/SENTRY-toy

SENTRY PyTorch implementation with 2D toy example

Primary LanguagePython

SENTRY PyTorch implementation with 2D toy example under label distribution shift (LDS)

Python 3.10+ PyTorch torchvision

SENTRY standsfor Selective ENTRopY Optimization via Committee Consistency for Unsupervised Domain Adaptation. It attempts to achieve domain adaptation under label distribution shift (LDS). SENTRY was introduced in this paper:

@InProceedings{Prabhu_2021_ICCV,
    author    = {Prabhu, Viraj and Khare, Shivam and Kartik, Deeksha and Hoffman, Judy},
    title     = {SENTRY: Selective Entropy Optimization via Committee Consistency for Unsupervised Domain Adaptation},
    booktitle = {Proceedings of the IEEE/CVF International Conference on Computer Vision (ICCV)},
    year      = {2021},
    pages     = {8558-8567}
}

This SENTRY implementation uses a 2D toy dataset under label distribution shift (LDS). We used built-in plots that help to visualize how the SENTRY algorithm is learning the new features.

2D dataset under label distribution shift (LDS)

The code starts by retrieving source dataset from data folder. Then it performs a rotation (domain shift) on a copy of the dataset. The rotated dataset is the target dataset, with unbalanced label distribution. Here is a visualization of source and target datasets:

Domain adaptation

The domain adaptation takes place in core.train_tgt function. SENTRY attempt to minimize three loss functions:

  • loss_CE cross-entropy loss with respect to source ground-truth labels.
  • loss_IE information-entropy loss computed over classes predicted by the model for the last-Q target instances
  • loss_SENTRY selective entropy optimization:
    • minimizing predictive entropy with respect to the current target sample and one of its consistent versions.
    • maxiimizing predictive entropy with respect to the current target sample and one of its inconsistent versions.

Consistent and inconsistent versions of the target sample

The original paper used RandAugment to compute augmented versions of the current target sample. Since we're using 2D points, we cannot use image transformations in RandAugment. Therefore, we used k-nearest neighbor to find the nearest k points to the current target sample. We set k=7.
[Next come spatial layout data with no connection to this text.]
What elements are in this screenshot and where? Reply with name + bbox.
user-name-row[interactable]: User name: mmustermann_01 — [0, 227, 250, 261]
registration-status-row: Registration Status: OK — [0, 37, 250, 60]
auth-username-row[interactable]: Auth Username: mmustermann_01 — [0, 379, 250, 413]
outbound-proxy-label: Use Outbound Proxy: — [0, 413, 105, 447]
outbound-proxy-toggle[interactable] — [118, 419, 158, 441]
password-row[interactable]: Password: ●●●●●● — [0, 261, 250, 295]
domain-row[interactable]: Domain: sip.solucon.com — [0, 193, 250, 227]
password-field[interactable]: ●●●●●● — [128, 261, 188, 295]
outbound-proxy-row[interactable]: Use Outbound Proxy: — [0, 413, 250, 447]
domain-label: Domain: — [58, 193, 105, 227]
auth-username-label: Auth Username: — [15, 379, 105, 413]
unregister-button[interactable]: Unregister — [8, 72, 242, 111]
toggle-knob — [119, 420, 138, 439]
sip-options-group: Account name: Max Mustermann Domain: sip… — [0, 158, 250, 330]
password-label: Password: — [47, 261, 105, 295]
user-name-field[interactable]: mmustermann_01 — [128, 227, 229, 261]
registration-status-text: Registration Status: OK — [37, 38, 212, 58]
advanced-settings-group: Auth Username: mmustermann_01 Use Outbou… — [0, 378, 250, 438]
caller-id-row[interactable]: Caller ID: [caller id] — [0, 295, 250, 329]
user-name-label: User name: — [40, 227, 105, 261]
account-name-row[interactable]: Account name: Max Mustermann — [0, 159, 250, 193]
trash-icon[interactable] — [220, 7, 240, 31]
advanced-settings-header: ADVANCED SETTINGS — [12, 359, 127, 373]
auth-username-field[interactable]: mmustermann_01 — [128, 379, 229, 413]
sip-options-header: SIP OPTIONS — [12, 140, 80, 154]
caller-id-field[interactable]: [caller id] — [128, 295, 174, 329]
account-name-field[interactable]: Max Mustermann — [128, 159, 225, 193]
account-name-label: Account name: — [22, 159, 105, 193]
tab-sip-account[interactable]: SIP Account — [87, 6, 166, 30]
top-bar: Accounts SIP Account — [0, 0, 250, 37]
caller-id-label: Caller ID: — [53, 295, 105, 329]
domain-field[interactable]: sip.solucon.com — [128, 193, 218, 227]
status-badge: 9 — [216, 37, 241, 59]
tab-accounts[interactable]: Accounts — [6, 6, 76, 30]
The goal is to train the feature_extractor to learn features for both source and target smaples. Here is the feature_extractor performance on source samples:

Avg Loss = 0.39374, Avg Accuracy = 90.500000%, ARI = 0.65438

Now, we used the same feature_extractor to classify target samples. Note that we still did not perform domain adaptation:

Avg Loss = 0.50390, Avg Accuracy = 83.333333%, ARI = 0.40878

After performing domain adaptation in core.train_tgt function, we can use the feature_extractor to classify target samples:

Avg Loss = 0.20647, Avg Accuracy = 90.833333%, ARI = 0.60555

Code acknowledgement

I reused some code from the original repository provided by the authors.